As more business is transacted using the highway and the amount of information stored there accrues, governments will consciously set policies regarding privacy and access to information. The network itself will then administer those policies, ensuring that a doctor does not get access to a patient’s tax records, a government auditor is not able to look at a taxpayer’s scholastic record, and a teacher is not permitted to browse a student’s medical record. The potential problem is abuse, not the mere existence of information.

We now allow a life insurance company to examine our medical records before determining whether it chooses to insure our mortality. These companies may also want to know if we indulge in any dangerous pastimes, such as hang gliding, smoking, or stock car racing. Should an insurer’s computer be allowed to examine the information highway for records of our purchases to see if there are any that might indicate risky behavior on our part? Should a prospective employer’s computer be allowed to examine our communications or entertainment records to develop a psychological profile? How much information should a federal, state, or city agency be allowed to see? What should a potential landlord be able to learn about you? What information should a potential spouse have access to? We will need to define both the legal and practical limits of privacy.

These privacy fears revolve around the possibility that someone else is keeping track of information about you. But the highway will also make it possible for an individual to keep track of his or her own whereabouts—to lead what we might call “a documented life”

Your wallet PC will be able to keep audio, time, location, and eventually even video records of everything that happens to you. It will be able to record every word you say and every word said to you, as well as body temperature, blood pressure, barometric pressure, and a variety of other data about you and your surroundings.

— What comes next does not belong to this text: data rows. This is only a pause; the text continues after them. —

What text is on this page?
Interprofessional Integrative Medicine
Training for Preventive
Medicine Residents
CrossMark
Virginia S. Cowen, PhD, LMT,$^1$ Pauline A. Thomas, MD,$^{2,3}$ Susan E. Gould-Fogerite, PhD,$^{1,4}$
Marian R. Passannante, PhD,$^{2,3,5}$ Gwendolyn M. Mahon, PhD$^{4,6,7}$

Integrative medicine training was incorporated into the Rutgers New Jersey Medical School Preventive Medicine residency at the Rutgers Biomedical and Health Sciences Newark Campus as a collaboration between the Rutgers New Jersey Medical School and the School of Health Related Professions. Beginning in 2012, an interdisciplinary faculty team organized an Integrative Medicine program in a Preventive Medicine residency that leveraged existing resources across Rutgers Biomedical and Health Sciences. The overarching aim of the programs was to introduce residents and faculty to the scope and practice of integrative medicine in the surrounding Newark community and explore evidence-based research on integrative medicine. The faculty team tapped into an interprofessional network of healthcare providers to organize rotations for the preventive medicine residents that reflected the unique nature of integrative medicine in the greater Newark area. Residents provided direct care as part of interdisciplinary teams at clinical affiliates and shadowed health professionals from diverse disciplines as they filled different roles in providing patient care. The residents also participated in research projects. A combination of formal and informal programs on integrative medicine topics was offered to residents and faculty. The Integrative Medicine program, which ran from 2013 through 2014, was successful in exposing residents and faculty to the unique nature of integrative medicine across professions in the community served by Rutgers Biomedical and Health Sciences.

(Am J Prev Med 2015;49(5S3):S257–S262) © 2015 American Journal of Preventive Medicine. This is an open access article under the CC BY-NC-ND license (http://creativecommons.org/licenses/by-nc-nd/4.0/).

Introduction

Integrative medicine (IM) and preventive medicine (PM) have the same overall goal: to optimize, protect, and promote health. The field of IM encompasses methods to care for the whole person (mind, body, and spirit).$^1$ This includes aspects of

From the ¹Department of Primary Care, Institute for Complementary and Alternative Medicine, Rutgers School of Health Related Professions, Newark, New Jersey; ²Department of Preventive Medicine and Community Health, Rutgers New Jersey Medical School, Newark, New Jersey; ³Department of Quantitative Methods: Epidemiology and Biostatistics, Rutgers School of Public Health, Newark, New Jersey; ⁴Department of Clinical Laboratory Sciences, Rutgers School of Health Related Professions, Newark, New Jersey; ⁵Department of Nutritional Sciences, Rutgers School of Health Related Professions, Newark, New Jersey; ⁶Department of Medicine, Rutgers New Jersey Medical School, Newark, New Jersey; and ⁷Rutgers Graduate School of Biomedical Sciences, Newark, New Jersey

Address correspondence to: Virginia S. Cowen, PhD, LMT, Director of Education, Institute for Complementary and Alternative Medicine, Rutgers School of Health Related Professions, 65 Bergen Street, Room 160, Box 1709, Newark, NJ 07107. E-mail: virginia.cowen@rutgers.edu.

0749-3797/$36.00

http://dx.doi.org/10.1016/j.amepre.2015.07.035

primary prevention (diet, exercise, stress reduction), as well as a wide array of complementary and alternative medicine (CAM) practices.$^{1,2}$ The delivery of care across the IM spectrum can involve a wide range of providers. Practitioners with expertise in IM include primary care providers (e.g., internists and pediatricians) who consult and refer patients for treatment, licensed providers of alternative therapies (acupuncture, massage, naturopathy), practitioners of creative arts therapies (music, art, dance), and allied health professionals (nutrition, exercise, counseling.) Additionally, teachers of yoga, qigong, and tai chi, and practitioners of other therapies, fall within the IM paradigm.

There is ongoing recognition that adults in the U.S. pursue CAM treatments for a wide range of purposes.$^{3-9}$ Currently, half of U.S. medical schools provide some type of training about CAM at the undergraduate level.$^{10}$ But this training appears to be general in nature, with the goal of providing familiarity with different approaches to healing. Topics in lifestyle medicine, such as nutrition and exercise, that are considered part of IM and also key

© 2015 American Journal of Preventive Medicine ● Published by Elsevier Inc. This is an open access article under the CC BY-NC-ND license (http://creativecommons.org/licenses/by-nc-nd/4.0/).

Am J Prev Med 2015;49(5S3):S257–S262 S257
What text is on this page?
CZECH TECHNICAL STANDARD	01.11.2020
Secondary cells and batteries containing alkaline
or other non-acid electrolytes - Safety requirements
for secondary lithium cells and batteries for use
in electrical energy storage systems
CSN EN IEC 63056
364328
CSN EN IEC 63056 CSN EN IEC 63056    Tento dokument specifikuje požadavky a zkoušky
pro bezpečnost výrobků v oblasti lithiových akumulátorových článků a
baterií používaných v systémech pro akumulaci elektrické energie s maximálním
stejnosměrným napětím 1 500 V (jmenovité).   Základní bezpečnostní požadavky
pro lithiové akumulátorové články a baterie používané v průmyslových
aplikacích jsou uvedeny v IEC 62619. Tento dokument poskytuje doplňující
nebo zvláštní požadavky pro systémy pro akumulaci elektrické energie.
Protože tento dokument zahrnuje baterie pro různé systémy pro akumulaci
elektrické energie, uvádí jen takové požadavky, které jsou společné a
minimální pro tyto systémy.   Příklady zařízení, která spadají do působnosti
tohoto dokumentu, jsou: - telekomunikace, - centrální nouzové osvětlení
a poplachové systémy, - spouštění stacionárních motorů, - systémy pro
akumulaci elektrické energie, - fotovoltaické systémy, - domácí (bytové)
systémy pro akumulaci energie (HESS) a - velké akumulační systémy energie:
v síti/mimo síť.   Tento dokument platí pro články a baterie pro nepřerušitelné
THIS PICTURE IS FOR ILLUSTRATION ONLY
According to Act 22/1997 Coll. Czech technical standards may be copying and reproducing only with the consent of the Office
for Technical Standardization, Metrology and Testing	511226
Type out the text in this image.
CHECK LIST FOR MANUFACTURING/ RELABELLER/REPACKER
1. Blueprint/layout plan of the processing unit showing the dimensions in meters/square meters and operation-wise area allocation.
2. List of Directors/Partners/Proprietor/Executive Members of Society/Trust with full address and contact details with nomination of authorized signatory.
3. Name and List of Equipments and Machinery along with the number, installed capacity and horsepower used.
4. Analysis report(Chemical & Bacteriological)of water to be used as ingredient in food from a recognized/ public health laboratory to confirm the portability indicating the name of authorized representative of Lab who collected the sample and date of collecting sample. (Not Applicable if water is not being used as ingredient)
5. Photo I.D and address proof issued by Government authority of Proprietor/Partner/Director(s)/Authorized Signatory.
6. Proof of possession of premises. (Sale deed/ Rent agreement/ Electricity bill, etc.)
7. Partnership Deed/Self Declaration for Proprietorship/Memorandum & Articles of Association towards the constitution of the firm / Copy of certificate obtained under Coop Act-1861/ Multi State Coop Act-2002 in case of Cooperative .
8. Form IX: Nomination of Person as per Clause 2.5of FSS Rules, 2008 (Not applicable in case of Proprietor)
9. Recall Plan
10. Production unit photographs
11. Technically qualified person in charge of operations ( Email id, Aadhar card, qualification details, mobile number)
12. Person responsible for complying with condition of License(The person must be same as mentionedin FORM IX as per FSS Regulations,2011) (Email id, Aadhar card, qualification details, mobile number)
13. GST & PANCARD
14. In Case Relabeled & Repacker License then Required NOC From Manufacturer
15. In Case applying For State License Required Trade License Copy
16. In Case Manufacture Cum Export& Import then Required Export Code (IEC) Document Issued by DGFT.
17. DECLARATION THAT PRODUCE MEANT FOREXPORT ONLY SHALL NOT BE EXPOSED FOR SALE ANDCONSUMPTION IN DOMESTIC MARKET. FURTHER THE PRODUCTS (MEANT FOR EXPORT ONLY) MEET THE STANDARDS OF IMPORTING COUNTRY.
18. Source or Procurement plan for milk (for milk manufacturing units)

It will be able to track your interactions with the highway—all of the commands you issue, the messages you send, and the people you call or who call you. The resulting record will be the ultimate diary and autobiography, if you want one. If nothing else, you would know exactly when and where you took a photograph when you organize your family’s digital photo album.

The technology required is not difficult. It should soon be possible to compress the human voice down to a few thousand bits of digital information per second, which means that an hour of conversation will be converted into about 1 megabyte of digital data. Small tapes used for backing up computer hard disks already store 10 gigabytes or more of data—enough to record about 10,000 hours of compressed audio. Tapes for new generations of digital VCRs will hold more than 100 gigabytes, which means that a single tape costing a few dollars could hold recordings of all the conversations an individual has over the course of a decade or possibly even a lifetime—depending on how talkative he is. These numbers are based only on today’s capacities—in the future storage will be much cheaper. Audio is easy, but within a couple of years a full video recording will be possible as well.